Trump's "Major" Voter Fraud Claims Don't Check Out

In the months leading up to the 2016 presidential election, when polls showed a clear lead for Secretary of State Hillary Clinton, now-President Donald Trump preemptively struck back by claiming that rampant voter fraud would be responsible for her expected win. He quieted down once he eventually won the election, but in response to the news that Clinton still won the popular vote by nearly 3 million votes, he's doubled down on his assertion. But the stats on voter fraud prove that his claims are completely false; voter fraud is a myth, and moreover, any improprieties in regards to voting disproportionately favor Republicans, not Democrats.

Trump is a man obsessed with popularity, as evidenced by the fact that after his election, he continued to campaign for himself by going on a national "thank you tour." His inaugural address (during which he perhaps inadvertently paraphrased a Batman villain) was also little more than a rehash of his campaign speeches. In the early days of his presidency, a source told CBS News that he stocked an audience with plants to cheer for him, and he and his Press Secretary, Sean Spicer, have repeatedly lied about the size of the crowd at his inauguration, despite photographic evidence that proves them wrong. Romper's request for comment on these matters was not immediately returned.

His latest claim that millions of illegal votes were to blame for his loss of the popular vote is completely without merit, as well. The notions that undocumented people voted, or that people cast votes in the names of dead people, have be proven time and again to be false. And as for people casting multiple votes, that only happened twice in the last election, and both people – a woman from Iowa and a man from Texas – voted for Trump. In fact, the Interstate Voter Registration Crosscheck Program meant to prevent double votes has been found to be completely unreliable, and according to Rolling Stone, it disproportionately affects young people and people of color (who statistically vote Democrat), preventing tens of thousands of legitimate votes in each state that uses it.

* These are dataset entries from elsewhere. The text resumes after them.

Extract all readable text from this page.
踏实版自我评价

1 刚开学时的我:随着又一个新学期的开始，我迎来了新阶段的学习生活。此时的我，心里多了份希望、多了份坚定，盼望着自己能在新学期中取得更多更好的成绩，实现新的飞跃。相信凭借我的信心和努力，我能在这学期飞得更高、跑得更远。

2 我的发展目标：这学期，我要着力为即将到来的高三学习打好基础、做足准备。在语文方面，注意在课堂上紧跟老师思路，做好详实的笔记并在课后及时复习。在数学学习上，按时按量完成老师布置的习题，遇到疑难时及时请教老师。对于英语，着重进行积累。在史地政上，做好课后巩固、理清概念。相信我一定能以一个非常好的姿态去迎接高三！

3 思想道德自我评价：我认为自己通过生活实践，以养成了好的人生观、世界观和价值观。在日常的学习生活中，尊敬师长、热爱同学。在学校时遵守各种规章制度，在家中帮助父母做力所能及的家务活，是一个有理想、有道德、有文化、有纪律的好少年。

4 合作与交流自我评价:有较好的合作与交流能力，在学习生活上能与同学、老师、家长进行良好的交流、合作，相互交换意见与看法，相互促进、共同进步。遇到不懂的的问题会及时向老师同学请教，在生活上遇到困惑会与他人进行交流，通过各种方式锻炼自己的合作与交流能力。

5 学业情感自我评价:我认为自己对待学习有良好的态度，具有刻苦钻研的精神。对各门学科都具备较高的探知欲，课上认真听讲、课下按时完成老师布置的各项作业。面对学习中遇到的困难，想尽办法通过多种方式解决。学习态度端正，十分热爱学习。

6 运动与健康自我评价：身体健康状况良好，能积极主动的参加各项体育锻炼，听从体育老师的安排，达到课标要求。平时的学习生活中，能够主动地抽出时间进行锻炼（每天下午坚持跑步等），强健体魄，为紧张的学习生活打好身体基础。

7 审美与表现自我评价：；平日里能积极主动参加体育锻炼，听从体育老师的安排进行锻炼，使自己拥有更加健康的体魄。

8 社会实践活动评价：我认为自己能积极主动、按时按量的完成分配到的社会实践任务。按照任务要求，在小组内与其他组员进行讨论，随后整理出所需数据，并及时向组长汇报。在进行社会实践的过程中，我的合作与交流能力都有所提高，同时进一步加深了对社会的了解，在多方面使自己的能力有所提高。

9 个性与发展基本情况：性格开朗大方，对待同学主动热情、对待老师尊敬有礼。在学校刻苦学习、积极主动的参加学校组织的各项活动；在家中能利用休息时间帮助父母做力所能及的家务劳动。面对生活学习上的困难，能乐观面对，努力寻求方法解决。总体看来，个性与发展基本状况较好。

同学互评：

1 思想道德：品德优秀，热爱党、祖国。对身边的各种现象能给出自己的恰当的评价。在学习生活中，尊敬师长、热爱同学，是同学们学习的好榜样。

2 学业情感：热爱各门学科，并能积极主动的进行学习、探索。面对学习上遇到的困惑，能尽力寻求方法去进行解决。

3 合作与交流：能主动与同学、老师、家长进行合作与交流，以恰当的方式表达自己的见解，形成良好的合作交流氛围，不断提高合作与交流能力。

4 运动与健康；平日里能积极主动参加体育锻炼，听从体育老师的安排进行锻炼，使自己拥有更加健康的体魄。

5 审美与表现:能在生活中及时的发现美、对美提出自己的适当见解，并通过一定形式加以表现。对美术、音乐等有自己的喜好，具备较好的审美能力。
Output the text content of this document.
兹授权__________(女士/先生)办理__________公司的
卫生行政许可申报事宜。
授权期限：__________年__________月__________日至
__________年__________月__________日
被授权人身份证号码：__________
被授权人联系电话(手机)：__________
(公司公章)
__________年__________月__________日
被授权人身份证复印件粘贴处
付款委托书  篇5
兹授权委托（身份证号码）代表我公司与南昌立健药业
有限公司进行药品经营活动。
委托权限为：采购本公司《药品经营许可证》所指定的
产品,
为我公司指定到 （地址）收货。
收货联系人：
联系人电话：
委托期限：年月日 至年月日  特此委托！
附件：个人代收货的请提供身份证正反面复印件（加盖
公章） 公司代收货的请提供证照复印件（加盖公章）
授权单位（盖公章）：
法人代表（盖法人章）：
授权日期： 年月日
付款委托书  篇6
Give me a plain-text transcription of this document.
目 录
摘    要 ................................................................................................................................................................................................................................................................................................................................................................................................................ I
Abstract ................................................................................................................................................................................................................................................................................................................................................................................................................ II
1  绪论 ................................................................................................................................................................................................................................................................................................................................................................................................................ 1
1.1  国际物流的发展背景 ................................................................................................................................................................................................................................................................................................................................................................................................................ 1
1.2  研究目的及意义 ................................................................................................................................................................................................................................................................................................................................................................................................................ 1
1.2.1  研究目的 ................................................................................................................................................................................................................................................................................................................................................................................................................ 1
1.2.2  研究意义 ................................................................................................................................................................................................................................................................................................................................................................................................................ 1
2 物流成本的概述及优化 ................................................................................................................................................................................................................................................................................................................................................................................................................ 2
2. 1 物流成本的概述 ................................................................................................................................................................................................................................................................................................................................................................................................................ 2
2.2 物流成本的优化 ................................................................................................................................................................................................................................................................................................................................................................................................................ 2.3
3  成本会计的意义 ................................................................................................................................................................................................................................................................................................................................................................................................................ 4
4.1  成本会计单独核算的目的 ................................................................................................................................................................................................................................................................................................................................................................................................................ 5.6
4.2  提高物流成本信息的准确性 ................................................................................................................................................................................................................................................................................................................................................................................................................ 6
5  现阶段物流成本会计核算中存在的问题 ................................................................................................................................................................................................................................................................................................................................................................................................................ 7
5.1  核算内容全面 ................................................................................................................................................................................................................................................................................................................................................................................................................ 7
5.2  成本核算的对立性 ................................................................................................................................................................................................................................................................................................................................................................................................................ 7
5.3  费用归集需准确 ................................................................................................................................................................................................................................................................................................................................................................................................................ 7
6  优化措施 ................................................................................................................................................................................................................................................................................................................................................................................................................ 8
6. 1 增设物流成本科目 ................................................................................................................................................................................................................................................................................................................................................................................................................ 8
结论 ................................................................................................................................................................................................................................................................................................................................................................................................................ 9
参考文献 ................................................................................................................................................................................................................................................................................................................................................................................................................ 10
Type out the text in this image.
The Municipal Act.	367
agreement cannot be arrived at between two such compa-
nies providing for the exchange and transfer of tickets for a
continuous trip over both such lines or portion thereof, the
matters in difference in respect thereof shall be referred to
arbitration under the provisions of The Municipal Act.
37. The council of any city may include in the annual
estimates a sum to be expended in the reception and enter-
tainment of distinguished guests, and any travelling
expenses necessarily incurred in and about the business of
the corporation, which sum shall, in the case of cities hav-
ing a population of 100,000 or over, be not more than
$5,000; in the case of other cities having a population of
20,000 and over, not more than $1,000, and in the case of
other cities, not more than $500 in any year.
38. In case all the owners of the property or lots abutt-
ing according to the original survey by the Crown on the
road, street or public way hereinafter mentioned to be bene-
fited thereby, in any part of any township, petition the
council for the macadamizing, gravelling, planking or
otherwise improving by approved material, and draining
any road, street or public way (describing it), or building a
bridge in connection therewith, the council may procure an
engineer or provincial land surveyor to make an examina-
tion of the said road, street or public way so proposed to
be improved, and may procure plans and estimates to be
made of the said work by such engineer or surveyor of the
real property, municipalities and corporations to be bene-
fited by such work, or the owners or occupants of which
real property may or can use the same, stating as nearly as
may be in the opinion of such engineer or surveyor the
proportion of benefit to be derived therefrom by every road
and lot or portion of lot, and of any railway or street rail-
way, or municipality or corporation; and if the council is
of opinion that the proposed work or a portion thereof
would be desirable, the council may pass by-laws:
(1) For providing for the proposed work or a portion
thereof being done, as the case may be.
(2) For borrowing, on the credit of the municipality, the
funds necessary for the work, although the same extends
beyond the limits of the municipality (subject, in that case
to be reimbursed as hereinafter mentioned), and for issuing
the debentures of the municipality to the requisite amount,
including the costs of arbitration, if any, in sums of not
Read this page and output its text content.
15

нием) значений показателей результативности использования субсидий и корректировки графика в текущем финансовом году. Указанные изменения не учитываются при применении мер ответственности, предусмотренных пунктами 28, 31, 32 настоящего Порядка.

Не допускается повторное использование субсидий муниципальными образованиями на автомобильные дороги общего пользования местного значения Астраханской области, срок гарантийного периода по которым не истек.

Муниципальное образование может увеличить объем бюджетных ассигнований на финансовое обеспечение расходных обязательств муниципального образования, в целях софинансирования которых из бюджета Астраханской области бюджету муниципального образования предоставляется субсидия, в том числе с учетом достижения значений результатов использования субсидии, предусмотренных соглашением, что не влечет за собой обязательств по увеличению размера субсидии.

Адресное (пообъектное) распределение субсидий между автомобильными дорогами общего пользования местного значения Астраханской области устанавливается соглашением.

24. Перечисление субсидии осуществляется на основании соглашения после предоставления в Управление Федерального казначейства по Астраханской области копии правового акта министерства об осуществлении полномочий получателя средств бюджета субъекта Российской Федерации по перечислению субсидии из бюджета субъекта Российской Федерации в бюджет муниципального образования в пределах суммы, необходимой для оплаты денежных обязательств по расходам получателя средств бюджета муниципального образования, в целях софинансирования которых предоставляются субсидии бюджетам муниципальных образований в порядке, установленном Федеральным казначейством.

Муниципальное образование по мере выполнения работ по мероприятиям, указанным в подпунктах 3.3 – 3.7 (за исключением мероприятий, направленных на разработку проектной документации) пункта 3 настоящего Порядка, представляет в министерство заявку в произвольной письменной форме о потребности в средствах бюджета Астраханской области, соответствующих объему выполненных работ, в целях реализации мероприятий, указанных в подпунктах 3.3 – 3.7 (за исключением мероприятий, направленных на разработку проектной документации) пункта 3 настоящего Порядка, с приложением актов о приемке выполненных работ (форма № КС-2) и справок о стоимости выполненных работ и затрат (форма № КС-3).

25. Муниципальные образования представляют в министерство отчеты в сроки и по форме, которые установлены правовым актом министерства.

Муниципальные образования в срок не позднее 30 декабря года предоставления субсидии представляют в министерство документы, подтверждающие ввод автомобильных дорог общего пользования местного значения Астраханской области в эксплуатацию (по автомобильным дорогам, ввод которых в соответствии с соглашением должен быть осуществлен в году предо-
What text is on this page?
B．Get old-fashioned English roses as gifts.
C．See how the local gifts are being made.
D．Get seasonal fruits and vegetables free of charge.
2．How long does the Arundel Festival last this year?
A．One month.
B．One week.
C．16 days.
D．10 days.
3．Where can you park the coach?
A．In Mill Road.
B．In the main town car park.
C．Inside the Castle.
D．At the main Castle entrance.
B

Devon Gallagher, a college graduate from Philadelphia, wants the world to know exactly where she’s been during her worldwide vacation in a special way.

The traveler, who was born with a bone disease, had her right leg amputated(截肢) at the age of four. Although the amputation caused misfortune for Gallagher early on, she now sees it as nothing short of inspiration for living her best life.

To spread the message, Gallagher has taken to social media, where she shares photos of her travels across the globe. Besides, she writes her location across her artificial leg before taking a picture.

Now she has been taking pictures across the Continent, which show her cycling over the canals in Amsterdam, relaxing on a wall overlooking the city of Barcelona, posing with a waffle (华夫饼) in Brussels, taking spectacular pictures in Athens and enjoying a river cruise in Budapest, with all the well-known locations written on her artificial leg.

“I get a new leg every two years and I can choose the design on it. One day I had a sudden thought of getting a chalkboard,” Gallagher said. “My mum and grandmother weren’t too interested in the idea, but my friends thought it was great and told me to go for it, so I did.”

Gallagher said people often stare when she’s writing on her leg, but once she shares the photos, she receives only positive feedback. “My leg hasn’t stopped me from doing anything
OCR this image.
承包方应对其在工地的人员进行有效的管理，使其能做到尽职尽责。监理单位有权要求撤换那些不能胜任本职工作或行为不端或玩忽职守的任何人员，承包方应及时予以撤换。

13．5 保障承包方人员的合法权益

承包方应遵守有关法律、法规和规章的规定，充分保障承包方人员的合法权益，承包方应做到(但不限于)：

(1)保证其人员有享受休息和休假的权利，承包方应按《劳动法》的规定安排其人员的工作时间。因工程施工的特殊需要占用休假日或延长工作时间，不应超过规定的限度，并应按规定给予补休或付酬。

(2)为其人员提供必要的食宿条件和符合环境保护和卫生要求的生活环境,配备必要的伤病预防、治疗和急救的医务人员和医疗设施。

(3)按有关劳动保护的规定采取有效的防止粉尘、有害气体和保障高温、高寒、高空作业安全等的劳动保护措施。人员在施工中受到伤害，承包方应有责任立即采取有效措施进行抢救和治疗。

When Trump claimed that "people that have died 10 years ago are still voting," he cited a Pew Charitable Trust report showing that 1.8 million deceased people remain on voter registries, but neglected to mention that there is no evidence that any votes were ever cast in their names. According to Factcheck,org, the vast majority of those registrations are due to clerical errors, and no fraudulent votes ever occurred as a result. Trump also cited a 2014 Washington Post report that alleged that undocumented immigrants had somehow managed to register to vote in the 2008 and 2010 elections, but according to the managers of the database on which the report was based, the authors completely misrepresented the data, and no instances of non-citizens voting was ever actually found. Trump can request as many investigations he likes, but they'll only continue to prove that he's the most unpopular president of modern times.